Promotionsprojekt:




In meinem Dissertationsprojekt beschäftige ich mich mit dem Sport in Ostoberschlesien während der deutschen Besatzung im Zweiten Weltkrieg. Ziel ist eine multiperspektivische Erfahrungsgeschichte des besetzten deutsch-polnisch-tschechischen Grenzraums auf Grundlage der Analyse sportlicher Praktiken während des Krieges. Der Sport als ubiquitäre und gleichzeitig bedeutungsoffene Alltagspraxis vermag jenseits der überholten nationalgeschichtlichen Narrative von Kollaboration und Widerstand die Vielschichtigkeit des Besatzungserlebens analytisch zu fassen, indem er die auf die Gleichzeitigkeit konträrer Erfahrungen und den Eigensinn der historischen Akteur*innen verweist.

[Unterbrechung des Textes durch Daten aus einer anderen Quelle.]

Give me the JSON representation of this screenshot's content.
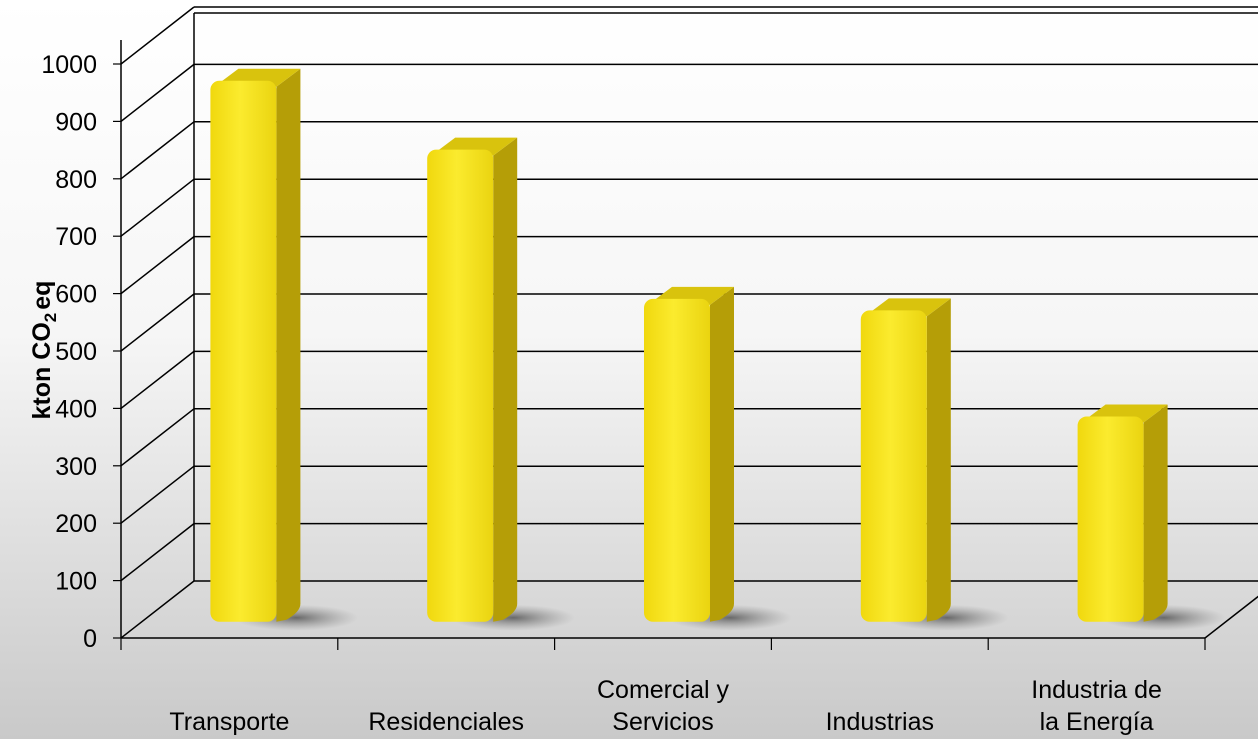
{
  "chart_data": {
    "type": "bar",
    "categories": [
      [
        "Transporte"
      ],
      [
        "Residenciales"
      ],
      [
        "Comercial y",
        "Servicios"
      ],
      [
        "Industrias"
      ],
      [
        "Industria de",
        "la Energía"
      ]
    ],
    "values": [
      960,
      840,
      580,
      560,
      375
    ],
    "title": "",
    "xlabel": "",
    "ylabel": {
      "prefix": "kton CO",
      "subscript": "2",
      "suffix": "eq"
    },
    "ylim": [
      0,
      1000
    ],
    "yticks": [
      0,
      100,
      200,
      300,
      400,
      500,
      600,
      700,
      800,
      900,
      1000
    ],
    "grid": true,
    "style": "3d-column",
    "colors": {
      "bar_front": "#f5e21a",
      "bar_side": "#b59e07",
      "bar_top": "#d9c30d",
      "gridline": "#000000",
      "background_top": "#ffffff",
      "background_bottom": "#c9c9c9"
    }
  }
}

Damit öffnet er den Blick für die Mehrdeutigkeit, Kontingenz und Dynamik menschlicher Handlungsweisen in Krieg und Besatzung.

Der Untersuchungsraum Ostoberschlesien als transnationaler Zwischenraum erscheint mir in besonderer Weise dazu geeignet, die Vielstimmigkeit und Uneindeutigkeit der Besatzungserfahrungen sichtbar zu machen, denn seine Geschichte (nicht nur) im Zweiten Weltkrieg fügt sich weder in polnische noch in deutsche Meistererzählungen und legt deren Konstruktionscharakter als sinnstiftendes Narrativ offen. Somit geht von der alltagsgeschichtlichen Historisierung der ostoberschlesischen Erfahrung unter deutscher Besatzung ein wichtiger Impuls für eine transnationale Perspektive auf den Zweiten Weltkrieg in europäischer Dimension aus.

Das nationalsozialistische Besatzungsregime unterwarf die ostoberschlesische „non-national/a-national population“ (T. Kamusella) einer Hierarchisierung entlang rassistischer Kategorien, die nicht zuletzt durch Körperbilder und -praktiken konstruiert wurden. Zwischen Germanisierung und Gewalt wurde der Sport unter den neuen Machtverhältnissen zu einem Mittel der Differenzproduktion, die die Überlebenschancen des Individuums maßgeblich beeinflusste. Die politische Überformung aller sportlichen Aktivitäten vom Schul- und Freizeit- bis hin zum Zuschauersport schuf unmittelbare Handlungszwänge, bei den Ausschlusspraktiken mitzumachen. Doch trotz aller behördlichen Kontrollversuche eröffneten sich ebenso neue Handlungsoptionen, die die propagandistische Inszenierung der „Volksgemeinschaft“ mit ihrer sozialen und Geschlechterordnung performativ stützen wie auch unterlaufen konnten. Der Sport sorgte in ungewissen Zeiten für Ablenkung, suggerierte kurzzeitig Normalität und brachte situative Zugehörigkeiten hervor, zum Teil auch über rassistische Grenzziehungen hinweg. Auf diese Weise stabilisierte er die besatzungsinduzierten Machtverhältnisse und stellte sie gleichzeitig in Frage. In den Konzentrationslagern ermöglichte Sport einigen wenigen das Überleben, während er für die vielen zum Mittel der Erniedrigung und Misshandlung bis hin zum Mord wurde. Im individuellen Aneignen des Sports verschränkten sich somit vielschichtige Motive und Intentionen der beteiligten Akteur*innen, die einander bedingen, ergänzen, verstärken oder auch zuwiderlaufen konnten. In seiner unmittelbaren Körperlichkeit verweist der Sport auf die sinnlich-materiale Dimension der Erfahrung und berührt nahezu sämtliche Lebensbereiche unter deutscher Besatzung: Kriegs- und Gewalterfahrungen, Praktiken der Versorgung und des Mangels, Geschlechter- und soziale Verhältnisse, Gemeinschaftsvorstellungen und rassistische Konstruktionen. Die Analyse der individuellen Aneignungen der durch die Besatzung strukturierten Realität(en), wie sie im Sport zusammenliefen, ermöglicht zudem intersektionale Zugriffe auf das Thema.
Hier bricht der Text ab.